Asal saja bahan-bahannya juga sedang kita produksi sendiri, bukan mendatangkan dari luar negeri. Percuma.
Seperti halnya ketika kita mendatangkan produk budaya dari luar negeri, tentunya tentang teknologi, dimana kita mau tidak mau harus mempelajari pengoperasiannya sekaligus hal-hal lain seperti suku cadang yang dapat digunakan: dari mana? Pabrikan mana? Dan bagaimana kecocokan suku cadang dengan produk budaya yang sedang kita operasikan tersebut.

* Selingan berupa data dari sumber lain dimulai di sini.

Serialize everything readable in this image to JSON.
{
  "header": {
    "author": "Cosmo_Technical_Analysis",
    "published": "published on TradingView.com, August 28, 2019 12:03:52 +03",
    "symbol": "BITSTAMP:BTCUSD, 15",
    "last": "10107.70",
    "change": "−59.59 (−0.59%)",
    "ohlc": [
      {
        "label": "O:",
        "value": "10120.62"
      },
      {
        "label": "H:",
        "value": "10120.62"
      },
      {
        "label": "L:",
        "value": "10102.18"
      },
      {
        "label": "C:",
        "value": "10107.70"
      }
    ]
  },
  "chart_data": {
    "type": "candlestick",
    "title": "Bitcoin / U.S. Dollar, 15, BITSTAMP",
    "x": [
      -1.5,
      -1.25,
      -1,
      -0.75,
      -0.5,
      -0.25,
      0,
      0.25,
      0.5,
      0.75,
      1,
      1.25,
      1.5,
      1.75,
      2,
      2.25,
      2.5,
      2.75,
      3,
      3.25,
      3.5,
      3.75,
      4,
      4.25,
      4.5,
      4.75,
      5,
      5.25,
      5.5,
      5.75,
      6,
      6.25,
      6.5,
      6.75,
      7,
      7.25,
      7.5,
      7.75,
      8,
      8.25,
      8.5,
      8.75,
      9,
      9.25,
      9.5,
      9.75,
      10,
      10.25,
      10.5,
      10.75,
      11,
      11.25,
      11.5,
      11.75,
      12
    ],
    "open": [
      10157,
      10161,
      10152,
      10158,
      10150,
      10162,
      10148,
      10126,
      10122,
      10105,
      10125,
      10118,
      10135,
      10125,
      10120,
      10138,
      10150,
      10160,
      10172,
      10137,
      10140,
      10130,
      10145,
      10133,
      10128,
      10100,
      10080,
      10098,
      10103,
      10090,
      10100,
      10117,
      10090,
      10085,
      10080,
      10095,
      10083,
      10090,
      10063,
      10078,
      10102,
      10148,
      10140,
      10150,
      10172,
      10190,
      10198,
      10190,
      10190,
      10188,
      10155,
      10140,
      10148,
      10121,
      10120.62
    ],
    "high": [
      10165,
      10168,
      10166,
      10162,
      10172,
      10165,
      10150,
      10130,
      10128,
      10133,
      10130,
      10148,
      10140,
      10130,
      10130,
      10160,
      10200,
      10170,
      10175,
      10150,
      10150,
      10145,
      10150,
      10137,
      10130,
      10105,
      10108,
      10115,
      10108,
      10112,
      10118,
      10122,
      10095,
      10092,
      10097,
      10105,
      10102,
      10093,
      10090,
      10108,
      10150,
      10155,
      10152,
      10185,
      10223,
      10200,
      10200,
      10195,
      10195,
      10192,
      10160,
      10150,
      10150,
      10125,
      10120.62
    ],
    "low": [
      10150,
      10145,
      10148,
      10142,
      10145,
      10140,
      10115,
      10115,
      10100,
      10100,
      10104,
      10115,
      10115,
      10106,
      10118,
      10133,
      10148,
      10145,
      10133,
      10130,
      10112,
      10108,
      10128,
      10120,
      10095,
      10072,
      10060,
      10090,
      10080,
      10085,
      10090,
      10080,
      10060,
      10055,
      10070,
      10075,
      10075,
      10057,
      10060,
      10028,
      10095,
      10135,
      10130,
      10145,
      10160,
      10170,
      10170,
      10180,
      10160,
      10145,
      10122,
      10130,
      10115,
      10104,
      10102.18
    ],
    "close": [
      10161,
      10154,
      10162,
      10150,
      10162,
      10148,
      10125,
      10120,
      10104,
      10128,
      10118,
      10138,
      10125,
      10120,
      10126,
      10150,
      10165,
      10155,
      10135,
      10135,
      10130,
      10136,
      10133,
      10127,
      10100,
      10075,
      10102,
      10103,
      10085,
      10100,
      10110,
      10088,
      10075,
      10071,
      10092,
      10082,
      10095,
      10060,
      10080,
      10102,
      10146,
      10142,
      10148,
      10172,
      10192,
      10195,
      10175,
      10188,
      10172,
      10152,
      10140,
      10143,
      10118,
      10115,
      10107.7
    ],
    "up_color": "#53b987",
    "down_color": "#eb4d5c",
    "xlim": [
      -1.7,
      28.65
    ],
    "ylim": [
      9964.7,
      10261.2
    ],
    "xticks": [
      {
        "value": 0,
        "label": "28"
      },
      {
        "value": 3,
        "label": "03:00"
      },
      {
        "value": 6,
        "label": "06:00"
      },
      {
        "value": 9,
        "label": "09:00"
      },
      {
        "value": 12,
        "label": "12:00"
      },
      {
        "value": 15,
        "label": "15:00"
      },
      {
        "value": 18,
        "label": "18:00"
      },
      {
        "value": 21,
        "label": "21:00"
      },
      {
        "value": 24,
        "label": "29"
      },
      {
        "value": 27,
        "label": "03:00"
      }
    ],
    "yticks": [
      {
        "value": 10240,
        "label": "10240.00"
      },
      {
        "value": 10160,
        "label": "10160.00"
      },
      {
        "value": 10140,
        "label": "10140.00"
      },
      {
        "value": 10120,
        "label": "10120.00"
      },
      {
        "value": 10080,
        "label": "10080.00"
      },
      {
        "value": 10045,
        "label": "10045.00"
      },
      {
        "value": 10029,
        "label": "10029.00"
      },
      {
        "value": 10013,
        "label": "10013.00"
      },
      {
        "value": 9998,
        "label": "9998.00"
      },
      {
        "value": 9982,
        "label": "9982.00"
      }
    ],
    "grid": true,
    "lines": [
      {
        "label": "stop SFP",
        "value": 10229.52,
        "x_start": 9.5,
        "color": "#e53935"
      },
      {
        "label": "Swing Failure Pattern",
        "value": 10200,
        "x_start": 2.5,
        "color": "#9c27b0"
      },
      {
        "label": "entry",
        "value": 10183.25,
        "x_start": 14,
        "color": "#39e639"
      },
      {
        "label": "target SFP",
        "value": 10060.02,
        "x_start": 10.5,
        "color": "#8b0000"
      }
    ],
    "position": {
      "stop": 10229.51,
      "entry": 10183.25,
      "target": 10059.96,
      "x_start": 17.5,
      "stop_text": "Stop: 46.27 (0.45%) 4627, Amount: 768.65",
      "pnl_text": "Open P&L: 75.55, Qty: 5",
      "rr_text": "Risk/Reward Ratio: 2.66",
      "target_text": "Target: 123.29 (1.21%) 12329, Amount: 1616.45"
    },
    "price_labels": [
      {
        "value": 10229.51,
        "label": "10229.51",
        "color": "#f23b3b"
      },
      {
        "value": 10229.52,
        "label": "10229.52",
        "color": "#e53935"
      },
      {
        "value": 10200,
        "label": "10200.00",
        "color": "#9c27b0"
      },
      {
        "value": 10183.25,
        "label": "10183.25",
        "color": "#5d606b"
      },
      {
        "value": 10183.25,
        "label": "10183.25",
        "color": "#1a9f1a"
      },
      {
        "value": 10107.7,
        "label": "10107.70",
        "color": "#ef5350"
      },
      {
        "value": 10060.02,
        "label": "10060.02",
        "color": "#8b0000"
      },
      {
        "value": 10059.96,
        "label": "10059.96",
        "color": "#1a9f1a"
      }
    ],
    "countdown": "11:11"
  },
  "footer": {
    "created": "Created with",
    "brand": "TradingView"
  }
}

Nah, dalam kuliner, kita mau tidak mau pastinya akan turut mengandalkan hasil pertanian, perternakan dan perikanan. Pilih dan mulai menginventaris tanaman pendukung untuk memproduksi dan memperkenalkan kuliner yang memiliki ciri khas keIndonesia-an. Nanti kalau ada yang tertarik, kita ajari mereka dan bahan-bahannya kita datangkan khusus dari alam merdeka Indonesia.
Saya dengar di Belanda sana restoran khas Indonesia cukup mendominasi, saya belum tahu kebenarannya hanya saja saya pikir inilah peluang untuk balas menjajah... (?)...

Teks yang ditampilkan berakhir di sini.